Iglesias’ attorney sought to prevent Bjorklund from testifying in the case, citing Minnesota law’s priest-penitent privilege, which prohibits someone’s confidential conversations or counseling sessions with clergy to be used in criminal cases.
But Assistant Winona County Attorney Christina Galewski contended the meeting was primarily a business conversation between an employee and his supervisor, not a counseling session.
Last month, a judge agreed with Galewski, as the Winona Post reported:
Winona County District Court Judge Mary Leahy ruled on April 7 in favor of the prosecution. Not all communications with clergy are privileged, she noted, citing case law. The key legal questions, Leahy wrote, are: “(1) was the communication made to a minister serving in that very role as a minister, (2) whether the conversation was ever intended to be shared beyond the communicant and the minister and finally (3) whether the conversation was held for the purpose of getting spiritual help or support.”
Leahy ruled, “In this case the communication between the defendant and Bjorklund was not to seek out religious aid, comfort or advice. No request for such advice or assistance was ever made by the defendant.
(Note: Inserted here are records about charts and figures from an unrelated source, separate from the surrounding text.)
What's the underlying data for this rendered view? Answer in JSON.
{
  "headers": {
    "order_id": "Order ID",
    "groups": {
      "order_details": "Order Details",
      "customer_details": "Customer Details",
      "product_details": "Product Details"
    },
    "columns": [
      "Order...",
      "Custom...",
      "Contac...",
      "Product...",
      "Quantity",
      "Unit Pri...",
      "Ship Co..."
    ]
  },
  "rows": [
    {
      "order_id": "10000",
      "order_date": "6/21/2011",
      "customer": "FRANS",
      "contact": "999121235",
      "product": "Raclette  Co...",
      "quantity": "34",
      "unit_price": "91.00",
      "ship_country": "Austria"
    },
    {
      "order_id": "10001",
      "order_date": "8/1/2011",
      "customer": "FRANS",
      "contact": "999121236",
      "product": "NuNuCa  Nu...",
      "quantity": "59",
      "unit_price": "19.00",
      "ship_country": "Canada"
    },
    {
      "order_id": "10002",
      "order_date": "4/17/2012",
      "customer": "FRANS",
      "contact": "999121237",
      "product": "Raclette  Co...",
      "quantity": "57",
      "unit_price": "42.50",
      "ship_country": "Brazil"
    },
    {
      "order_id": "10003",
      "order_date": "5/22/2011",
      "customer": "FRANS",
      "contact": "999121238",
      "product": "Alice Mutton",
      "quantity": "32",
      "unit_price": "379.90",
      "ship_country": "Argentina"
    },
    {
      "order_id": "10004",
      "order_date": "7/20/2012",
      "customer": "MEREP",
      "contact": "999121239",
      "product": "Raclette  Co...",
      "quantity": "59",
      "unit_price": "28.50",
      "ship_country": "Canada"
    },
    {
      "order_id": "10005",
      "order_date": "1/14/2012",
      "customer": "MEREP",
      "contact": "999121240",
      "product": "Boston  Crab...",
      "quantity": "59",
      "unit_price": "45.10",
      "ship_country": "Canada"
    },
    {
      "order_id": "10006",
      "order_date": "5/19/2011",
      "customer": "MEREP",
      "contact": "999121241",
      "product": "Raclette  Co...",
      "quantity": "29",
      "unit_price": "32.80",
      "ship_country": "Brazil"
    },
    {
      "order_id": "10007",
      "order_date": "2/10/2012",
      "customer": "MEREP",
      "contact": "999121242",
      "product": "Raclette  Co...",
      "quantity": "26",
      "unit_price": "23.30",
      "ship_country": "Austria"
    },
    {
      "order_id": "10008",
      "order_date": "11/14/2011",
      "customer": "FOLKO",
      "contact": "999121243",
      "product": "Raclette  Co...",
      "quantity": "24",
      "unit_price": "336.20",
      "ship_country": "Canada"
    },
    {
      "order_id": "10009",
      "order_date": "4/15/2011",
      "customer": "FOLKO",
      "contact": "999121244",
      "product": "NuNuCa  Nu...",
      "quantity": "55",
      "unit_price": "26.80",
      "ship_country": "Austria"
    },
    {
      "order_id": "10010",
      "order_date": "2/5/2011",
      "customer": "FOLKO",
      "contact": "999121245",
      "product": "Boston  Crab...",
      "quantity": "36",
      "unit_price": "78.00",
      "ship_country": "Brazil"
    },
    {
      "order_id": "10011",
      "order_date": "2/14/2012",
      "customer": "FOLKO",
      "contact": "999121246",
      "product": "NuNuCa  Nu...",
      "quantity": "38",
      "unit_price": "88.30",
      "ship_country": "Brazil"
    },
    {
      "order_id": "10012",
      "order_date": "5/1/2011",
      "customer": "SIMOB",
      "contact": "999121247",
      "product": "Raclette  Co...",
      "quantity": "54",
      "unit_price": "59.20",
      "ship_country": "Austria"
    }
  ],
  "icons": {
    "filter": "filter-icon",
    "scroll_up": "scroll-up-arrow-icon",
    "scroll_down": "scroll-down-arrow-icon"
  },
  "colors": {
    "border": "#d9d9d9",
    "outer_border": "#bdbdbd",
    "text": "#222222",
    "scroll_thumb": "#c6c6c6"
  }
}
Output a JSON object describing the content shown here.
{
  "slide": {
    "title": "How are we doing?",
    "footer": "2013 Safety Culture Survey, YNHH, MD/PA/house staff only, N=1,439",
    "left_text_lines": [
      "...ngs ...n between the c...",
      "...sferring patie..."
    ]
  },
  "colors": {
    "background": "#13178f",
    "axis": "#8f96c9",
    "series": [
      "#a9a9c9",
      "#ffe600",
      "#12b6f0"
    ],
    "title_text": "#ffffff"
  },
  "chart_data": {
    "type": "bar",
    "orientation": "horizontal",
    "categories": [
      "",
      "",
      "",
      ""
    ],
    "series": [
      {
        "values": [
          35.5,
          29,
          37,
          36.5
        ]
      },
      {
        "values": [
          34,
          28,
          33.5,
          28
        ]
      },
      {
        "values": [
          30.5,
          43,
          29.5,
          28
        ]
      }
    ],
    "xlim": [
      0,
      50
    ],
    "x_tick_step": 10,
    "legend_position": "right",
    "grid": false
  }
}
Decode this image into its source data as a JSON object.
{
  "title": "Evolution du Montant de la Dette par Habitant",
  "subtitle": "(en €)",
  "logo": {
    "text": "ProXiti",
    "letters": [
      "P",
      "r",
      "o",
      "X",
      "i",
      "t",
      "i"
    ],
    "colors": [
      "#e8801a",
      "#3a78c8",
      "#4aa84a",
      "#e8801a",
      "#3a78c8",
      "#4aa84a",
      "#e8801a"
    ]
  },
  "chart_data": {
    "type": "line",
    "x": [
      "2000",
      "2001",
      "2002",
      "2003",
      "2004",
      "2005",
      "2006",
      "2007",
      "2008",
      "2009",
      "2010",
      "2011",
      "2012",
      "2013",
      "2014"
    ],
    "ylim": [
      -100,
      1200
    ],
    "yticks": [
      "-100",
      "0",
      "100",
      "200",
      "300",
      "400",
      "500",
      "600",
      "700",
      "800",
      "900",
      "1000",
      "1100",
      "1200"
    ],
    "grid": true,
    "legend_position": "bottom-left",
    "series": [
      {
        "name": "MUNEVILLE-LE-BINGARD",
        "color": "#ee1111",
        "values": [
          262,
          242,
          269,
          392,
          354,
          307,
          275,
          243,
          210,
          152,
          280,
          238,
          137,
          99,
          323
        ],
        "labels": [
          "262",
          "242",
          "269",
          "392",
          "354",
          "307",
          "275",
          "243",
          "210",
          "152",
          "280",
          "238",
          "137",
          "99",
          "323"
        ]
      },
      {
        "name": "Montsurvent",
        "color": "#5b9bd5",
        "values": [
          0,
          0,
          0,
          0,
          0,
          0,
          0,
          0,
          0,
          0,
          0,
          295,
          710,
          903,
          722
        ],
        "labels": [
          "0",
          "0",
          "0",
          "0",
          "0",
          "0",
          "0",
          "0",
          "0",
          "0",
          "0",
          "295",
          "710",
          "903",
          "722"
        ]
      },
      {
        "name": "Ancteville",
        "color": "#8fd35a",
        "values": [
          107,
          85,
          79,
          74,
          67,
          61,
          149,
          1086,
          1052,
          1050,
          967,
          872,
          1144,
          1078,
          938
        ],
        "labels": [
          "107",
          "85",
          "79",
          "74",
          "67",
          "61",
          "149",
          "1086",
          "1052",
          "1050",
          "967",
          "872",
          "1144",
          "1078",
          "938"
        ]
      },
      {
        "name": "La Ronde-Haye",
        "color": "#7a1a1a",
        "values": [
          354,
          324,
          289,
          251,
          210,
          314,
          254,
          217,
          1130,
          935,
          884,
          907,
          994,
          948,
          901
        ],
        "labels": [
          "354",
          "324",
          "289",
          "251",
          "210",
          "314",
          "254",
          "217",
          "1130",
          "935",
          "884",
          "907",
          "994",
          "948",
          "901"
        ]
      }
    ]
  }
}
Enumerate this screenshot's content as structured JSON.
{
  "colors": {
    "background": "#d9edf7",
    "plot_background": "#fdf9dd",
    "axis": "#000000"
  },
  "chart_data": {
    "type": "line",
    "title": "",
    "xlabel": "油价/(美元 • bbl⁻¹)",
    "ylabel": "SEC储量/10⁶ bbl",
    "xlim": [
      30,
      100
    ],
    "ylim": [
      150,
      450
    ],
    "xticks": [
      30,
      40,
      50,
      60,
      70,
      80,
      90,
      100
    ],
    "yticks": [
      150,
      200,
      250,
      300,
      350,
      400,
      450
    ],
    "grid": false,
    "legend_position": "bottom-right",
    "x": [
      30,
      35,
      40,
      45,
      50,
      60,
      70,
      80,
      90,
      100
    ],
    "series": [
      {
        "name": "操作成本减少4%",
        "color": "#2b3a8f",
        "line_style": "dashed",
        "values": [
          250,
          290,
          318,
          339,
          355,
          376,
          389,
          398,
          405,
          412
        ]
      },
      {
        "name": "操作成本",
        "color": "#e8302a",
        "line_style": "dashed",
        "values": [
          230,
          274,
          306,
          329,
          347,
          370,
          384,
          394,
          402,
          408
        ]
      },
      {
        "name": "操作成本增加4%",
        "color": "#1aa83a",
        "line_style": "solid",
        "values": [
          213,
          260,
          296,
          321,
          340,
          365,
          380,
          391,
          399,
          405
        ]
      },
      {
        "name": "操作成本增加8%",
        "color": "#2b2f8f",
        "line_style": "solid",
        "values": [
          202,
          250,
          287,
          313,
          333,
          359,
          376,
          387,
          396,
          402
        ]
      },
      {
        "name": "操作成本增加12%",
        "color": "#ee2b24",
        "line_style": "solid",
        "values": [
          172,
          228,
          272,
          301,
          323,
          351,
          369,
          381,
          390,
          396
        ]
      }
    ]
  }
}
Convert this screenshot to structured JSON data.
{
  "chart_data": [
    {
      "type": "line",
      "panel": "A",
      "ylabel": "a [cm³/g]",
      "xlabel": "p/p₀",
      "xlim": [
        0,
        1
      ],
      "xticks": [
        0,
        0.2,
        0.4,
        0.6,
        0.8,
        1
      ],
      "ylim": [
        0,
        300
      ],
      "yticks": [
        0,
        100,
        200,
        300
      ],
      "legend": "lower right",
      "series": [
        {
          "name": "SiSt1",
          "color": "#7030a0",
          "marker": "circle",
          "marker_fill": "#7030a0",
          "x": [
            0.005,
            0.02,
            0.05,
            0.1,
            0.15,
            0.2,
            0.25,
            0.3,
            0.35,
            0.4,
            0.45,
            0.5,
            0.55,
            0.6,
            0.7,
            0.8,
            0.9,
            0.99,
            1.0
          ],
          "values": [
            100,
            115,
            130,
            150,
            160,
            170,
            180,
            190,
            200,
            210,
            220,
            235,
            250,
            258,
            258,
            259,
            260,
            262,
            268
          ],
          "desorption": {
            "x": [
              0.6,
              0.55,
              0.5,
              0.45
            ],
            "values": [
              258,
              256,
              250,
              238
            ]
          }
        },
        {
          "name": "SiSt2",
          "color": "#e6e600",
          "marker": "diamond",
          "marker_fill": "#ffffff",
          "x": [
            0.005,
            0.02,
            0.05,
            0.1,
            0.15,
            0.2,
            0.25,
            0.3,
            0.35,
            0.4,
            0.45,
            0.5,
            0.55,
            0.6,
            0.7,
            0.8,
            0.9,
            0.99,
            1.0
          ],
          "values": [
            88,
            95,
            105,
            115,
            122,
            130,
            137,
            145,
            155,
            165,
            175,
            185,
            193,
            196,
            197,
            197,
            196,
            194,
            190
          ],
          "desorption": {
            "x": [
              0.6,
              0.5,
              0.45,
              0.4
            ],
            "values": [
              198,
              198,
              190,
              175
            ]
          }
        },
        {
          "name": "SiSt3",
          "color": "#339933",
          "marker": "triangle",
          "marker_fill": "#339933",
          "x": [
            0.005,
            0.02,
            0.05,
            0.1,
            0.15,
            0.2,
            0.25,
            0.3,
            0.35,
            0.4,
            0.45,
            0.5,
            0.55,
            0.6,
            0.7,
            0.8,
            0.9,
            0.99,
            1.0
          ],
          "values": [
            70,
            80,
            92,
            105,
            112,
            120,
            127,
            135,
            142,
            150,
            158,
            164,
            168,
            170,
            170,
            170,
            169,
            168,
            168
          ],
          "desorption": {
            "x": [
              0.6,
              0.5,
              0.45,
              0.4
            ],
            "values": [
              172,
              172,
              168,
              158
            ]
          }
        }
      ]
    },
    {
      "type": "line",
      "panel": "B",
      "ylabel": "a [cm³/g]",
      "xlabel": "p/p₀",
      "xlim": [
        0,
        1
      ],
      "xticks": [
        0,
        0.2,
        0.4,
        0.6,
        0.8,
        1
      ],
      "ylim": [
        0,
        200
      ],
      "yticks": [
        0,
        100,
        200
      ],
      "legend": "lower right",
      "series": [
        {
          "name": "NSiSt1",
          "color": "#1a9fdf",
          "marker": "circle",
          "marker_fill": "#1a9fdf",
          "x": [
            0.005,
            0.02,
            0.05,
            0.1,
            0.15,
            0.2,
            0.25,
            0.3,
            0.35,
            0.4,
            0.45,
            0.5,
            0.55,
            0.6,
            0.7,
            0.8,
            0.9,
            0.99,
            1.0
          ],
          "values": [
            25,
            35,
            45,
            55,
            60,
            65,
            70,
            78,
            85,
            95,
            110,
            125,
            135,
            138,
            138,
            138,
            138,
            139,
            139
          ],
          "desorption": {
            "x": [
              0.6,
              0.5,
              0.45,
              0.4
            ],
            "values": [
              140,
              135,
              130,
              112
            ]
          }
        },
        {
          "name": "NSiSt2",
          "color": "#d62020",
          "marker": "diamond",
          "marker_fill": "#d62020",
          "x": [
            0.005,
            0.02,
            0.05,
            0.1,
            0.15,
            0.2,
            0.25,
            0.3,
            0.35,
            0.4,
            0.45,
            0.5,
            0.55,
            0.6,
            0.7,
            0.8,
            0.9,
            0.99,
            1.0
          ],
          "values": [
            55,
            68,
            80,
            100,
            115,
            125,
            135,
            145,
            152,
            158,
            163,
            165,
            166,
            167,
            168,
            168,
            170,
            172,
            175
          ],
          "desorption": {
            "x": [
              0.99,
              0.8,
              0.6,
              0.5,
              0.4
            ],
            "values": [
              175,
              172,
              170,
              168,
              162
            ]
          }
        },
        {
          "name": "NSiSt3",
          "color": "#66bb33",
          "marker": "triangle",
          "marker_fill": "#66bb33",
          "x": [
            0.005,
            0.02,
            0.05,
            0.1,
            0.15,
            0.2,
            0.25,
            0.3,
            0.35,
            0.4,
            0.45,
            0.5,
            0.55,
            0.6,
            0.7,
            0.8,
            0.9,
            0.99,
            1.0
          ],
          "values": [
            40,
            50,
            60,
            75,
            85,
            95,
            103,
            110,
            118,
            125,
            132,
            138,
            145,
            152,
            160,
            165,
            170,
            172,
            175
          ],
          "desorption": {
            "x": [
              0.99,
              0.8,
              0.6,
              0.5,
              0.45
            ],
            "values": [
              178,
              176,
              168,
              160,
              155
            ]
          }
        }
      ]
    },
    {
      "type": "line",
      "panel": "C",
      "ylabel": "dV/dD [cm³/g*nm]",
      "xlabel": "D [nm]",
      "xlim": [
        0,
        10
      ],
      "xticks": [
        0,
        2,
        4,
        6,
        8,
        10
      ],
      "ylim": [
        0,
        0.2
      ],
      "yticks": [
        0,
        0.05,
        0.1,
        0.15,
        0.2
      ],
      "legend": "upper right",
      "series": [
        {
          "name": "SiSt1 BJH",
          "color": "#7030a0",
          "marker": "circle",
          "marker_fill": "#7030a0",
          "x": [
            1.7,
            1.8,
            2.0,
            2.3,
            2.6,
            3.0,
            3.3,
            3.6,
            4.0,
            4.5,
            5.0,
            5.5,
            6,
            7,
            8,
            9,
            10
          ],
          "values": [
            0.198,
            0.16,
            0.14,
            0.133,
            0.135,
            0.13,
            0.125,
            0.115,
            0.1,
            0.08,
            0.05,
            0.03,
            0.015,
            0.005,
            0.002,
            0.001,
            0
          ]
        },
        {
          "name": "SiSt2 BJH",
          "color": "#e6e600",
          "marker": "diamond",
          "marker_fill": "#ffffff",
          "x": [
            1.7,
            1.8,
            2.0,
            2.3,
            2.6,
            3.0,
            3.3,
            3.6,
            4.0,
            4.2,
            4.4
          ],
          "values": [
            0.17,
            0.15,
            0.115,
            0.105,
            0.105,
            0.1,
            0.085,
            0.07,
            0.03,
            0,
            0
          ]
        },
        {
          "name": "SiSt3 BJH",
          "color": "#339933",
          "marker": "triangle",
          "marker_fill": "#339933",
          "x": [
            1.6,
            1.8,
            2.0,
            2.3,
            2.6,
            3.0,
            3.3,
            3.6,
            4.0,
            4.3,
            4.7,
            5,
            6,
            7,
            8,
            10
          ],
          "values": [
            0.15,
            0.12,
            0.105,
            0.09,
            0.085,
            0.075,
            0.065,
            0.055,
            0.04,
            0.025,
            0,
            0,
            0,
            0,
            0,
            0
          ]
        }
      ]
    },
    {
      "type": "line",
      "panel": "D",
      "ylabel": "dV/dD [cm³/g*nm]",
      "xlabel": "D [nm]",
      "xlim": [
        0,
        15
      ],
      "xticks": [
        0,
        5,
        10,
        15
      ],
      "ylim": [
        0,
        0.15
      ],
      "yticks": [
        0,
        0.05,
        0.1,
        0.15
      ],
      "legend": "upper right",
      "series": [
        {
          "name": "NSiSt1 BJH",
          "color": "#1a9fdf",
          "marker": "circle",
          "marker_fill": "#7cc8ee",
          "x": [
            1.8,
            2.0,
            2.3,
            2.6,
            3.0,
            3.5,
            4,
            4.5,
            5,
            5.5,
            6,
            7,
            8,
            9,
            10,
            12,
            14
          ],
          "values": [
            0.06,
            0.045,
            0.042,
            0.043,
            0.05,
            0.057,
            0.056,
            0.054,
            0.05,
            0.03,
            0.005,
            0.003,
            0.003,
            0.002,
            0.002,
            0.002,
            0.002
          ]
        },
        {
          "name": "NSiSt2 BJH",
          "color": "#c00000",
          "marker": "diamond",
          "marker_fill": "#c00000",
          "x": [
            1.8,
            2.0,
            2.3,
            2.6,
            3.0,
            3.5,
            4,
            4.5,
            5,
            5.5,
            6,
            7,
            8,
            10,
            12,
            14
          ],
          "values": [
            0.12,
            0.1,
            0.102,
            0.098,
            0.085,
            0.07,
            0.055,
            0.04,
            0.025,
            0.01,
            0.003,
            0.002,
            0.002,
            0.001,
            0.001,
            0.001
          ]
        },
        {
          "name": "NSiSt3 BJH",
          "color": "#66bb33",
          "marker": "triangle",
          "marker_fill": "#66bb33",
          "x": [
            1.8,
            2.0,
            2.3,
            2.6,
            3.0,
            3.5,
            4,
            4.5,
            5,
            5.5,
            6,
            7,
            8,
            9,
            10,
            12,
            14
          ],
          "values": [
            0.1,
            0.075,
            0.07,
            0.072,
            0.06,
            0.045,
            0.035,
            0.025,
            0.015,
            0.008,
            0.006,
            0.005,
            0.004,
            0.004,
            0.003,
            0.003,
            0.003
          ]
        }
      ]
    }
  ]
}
He did not go to Bjorklund’s private home to ‘unburden himself’ but instead to give notice to his boss that he had to resign his position with the church.”
Iglesias faces three counts of first-degree criminal sexual assault, including heightened charges because Iglesias was in a position of authority over the girl.
OCTOBER 13 UPDATE: Iglesias pleaded guilty to criminal sexual conduct in July 2021 and was sentenced to nine years in prison in October.